In patients with postcholecystectomy syndrome, reflux gastritis (RG) of varying severity occurred in 45.9% of cases after cholecystectomy (CE) performed open or laparoscopically. Of these, 17% of patients with RG required only surgical correction. In 24% of cases, the cause of the development of RG was insufficiency of the pyloric sphincter, and in 76% - a chronic disorder of duodenal patency (functional or organic in nature).
The immediate causes of postcholecystectomy reflux gastritis are incomplete examination of patients with cholelithiasis during initial treatment and hospitalization, lack of a rational method and access for performing cholecystectomy, refusal to conduct a full intraoperative examination of the stomach, duodenum and duodeno-jejunal junction in cholecystectomy, as well as the performance of CE by young specialists who do not have experience in performing combined operations for the correction of RG during CE. The use of methods such as ultrasound, fibroesophagogastroduodenoscopy in combination with X-ray examination using a contrast agent and floor manometry, as well as the study of gastric juice for the content of bile acids plays an important role in the diagnosis of RG.

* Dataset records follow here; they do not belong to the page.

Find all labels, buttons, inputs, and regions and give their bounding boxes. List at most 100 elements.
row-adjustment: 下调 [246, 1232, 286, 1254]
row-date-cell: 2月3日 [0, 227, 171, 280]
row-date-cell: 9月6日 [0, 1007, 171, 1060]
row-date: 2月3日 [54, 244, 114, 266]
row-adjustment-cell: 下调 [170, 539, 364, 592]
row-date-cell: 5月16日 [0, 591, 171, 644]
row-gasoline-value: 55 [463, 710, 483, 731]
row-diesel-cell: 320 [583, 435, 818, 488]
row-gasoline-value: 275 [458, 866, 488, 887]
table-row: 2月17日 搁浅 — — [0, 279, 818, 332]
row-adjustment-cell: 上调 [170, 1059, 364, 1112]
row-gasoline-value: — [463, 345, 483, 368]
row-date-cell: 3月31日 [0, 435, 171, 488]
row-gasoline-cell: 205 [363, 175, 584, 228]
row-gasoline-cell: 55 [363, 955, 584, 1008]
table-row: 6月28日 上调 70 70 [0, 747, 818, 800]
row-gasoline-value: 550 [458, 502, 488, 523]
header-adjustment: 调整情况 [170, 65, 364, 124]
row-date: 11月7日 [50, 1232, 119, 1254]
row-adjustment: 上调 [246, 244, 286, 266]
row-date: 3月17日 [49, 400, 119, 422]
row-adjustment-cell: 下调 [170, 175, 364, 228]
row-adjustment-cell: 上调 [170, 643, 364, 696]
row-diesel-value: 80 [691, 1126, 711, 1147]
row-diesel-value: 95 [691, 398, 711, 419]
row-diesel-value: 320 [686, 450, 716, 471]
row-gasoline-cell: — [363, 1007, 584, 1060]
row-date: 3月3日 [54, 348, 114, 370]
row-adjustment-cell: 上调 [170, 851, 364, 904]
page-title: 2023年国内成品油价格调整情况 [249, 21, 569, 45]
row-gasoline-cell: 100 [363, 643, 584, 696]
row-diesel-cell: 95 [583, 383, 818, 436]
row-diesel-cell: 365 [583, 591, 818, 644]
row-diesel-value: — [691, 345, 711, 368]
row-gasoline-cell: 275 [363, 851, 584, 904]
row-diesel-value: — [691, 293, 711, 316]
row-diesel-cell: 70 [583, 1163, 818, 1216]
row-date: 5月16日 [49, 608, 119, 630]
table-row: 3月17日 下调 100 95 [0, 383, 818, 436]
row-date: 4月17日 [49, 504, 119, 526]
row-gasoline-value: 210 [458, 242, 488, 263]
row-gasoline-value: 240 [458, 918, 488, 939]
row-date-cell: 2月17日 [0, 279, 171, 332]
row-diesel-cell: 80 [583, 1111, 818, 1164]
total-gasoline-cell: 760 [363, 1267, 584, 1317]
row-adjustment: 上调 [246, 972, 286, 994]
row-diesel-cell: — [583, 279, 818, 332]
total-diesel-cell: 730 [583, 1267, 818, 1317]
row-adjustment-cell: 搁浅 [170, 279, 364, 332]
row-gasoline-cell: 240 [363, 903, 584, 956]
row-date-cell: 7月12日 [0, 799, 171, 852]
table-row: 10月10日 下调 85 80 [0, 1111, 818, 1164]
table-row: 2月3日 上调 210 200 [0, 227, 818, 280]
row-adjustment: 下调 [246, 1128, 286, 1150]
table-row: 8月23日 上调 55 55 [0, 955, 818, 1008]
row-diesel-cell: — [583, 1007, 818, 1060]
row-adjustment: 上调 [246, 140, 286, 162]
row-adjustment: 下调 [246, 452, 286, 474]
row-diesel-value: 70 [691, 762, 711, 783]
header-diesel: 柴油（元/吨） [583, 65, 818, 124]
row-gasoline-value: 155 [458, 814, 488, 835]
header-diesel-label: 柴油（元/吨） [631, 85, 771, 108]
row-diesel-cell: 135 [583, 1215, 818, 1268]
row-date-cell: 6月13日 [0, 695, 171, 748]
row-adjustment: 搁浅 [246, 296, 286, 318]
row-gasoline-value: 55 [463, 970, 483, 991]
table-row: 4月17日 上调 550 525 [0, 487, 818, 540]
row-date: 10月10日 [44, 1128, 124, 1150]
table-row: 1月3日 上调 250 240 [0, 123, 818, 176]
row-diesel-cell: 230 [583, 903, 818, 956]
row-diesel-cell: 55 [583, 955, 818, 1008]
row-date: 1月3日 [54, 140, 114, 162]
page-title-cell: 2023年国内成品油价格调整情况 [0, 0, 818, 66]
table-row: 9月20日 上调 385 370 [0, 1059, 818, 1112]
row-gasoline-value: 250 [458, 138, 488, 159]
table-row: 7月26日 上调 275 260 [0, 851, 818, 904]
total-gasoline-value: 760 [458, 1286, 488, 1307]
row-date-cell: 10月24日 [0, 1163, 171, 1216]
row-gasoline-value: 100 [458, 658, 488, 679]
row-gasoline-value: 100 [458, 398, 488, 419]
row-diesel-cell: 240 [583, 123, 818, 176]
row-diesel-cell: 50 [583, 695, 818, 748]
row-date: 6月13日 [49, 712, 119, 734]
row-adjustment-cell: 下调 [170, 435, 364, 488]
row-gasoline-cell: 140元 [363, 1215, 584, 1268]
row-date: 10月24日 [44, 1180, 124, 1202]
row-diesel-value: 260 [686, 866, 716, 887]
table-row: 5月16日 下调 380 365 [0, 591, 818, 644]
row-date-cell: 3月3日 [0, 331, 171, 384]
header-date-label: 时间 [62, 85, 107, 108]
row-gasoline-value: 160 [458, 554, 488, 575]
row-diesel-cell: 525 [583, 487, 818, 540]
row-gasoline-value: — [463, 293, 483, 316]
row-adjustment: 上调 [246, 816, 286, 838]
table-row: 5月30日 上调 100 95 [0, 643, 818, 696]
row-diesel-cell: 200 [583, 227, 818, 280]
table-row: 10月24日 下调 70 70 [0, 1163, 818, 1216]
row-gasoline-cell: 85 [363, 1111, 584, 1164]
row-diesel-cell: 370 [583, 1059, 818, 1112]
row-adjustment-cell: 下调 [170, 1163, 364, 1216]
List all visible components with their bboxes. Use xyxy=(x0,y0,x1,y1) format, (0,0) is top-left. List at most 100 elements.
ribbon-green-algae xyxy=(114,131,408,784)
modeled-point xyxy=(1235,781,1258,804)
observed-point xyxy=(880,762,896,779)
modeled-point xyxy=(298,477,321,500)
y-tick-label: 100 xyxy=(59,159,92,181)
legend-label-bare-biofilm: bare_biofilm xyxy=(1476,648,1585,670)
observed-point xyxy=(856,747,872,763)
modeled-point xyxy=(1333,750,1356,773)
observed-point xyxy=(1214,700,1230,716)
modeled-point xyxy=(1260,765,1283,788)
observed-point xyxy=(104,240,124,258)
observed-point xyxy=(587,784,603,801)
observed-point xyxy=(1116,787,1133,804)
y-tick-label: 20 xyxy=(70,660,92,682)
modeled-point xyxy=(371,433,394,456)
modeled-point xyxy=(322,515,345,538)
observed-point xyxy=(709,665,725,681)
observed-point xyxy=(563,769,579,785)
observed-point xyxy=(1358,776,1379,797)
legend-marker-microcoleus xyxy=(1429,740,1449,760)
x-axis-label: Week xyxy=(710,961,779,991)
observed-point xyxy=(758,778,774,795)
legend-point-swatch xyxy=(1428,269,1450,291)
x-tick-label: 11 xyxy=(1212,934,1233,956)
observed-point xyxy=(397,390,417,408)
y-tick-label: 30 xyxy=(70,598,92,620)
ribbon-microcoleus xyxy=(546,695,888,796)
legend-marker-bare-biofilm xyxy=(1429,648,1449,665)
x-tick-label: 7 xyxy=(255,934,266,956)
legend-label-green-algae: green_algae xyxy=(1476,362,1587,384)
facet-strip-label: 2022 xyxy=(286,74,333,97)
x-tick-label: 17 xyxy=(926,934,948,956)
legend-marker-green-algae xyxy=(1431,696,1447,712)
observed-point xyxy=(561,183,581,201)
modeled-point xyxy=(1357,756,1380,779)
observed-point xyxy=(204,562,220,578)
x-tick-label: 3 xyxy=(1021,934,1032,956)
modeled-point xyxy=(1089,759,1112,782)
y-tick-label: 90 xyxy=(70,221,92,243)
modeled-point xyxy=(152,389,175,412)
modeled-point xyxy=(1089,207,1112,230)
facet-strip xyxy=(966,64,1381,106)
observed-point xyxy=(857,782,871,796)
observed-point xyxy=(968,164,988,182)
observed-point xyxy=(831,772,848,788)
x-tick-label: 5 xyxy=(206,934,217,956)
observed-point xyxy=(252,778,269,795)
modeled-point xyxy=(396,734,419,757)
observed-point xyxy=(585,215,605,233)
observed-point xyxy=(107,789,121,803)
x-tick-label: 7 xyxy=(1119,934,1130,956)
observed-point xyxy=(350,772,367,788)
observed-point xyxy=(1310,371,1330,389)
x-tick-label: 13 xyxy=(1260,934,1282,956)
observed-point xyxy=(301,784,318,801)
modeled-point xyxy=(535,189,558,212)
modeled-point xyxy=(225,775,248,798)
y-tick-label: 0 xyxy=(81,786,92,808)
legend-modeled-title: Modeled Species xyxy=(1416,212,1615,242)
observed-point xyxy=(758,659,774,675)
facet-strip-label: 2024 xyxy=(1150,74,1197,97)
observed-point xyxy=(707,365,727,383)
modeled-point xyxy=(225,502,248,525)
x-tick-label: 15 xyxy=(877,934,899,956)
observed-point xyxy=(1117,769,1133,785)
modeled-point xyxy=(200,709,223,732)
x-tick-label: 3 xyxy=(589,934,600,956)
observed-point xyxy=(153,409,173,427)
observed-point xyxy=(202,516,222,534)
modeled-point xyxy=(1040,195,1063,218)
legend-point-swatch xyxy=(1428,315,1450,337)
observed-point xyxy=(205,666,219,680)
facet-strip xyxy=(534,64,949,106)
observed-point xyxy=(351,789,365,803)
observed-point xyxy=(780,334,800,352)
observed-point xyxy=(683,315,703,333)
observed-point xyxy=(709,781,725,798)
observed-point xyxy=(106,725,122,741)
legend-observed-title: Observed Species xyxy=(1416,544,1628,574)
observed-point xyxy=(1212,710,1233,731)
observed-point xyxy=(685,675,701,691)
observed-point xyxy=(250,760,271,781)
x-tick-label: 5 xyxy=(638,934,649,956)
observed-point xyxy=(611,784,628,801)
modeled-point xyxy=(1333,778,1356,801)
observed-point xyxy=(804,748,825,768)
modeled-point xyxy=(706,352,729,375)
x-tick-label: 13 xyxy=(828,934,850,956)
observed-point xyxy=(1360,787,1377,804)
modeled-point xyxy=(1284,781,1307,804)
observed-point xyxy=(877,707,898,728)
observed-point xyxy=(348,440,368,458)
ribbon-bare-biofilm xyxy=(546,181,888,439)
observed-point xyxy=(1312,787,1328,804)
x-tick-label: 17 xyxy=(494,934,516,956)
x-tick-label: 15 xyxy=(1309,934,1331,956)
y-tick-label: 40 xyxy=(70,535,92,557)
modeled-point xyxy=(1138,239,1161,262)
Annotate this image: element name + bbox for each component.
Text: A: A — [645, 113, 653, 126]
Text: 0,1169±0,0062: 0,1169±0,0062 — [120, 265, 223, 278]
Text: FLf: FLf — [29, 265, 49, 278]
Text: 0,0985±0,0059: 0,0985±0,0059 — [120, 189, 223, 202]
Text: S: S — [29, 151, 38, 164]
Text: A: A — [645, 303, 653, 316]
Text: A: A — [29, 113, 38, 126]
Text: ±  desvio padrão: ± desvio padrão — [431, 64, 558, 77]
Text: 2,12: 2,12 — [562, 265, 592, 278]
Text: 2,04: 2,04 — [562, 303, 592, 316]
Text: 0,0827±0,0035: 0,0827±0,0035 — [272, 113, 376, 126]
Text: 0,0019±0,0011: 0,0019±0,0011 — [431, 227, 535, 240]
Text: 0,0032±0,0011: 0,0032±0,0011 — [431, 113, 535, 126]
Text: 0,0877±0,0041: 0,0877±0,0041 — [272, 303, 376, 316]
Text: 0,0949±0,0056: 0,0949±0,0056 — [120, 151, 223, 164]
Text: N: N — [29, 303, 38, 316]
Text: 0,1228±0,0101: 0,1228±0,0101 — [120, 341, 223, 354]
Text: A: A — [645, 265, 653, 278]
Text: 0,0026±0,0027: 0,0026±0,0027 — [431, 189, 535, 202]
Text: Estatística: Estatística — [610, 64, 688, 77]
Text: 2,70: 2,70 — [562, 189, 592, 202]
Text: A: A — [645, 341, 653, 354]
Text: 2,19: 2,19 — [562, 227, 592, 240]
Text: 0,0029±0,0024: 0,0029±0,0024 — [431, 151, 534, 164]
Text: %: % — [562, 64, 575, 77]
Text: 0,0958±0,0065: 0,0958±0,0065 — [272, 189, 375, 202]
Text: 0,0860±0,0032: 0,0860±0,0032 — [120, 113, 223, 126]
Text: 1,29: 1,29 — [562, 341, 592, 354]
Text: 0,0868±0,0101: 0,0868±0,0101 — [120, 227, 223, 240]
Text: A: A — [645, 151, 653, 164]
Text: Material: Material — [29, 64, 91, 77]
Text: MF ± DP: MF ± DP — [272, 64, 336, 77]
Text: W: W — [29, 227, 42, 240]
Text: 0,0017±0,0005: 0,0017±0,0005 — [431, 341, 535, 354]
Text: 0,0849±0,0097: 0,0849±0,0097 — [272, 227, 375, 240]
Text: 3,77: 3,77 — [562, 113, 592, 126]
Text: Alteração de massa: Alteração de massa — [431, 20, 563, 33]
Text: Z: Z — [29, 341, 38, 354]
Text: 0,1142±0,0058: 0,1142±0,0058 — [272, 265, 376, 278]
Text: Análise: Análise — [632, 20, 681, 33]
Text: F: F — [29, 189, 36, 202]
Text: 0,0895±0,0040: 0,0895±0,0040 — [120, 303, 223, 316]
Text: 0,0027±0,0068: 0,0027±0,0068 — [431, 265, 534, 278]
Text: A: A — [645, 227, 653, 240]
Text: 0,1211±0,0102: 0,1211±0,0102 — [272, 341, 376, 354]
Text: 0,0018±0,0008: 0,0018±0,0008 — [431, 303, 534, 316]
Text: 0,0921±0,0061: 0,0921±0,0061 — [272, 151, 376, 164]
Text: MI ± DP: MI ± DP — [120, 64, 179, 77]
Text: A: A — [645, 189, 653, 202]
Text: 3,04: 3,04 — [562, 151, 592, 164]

With videolaparoscopic correction of postcholecystectomy reflux gastritis, excellent and good results were obtained in 93.7% of patients, satisfactory – in 4.2%, unsatisfactory – in 2.1%.

5. Conclusions

Thus, the method of video laparoscopic anti-reflux intervention in patients with PCES, developed and improved by us, is highly effective, which allows improving both immediate and long-term results of operations.
Information about the source of support in the form of grants, equipment, and drugs. The authors did not receive financial support from manufacturers of medicines and medical equipment.
Conflicts of interest. The authors have no conflicts of interest.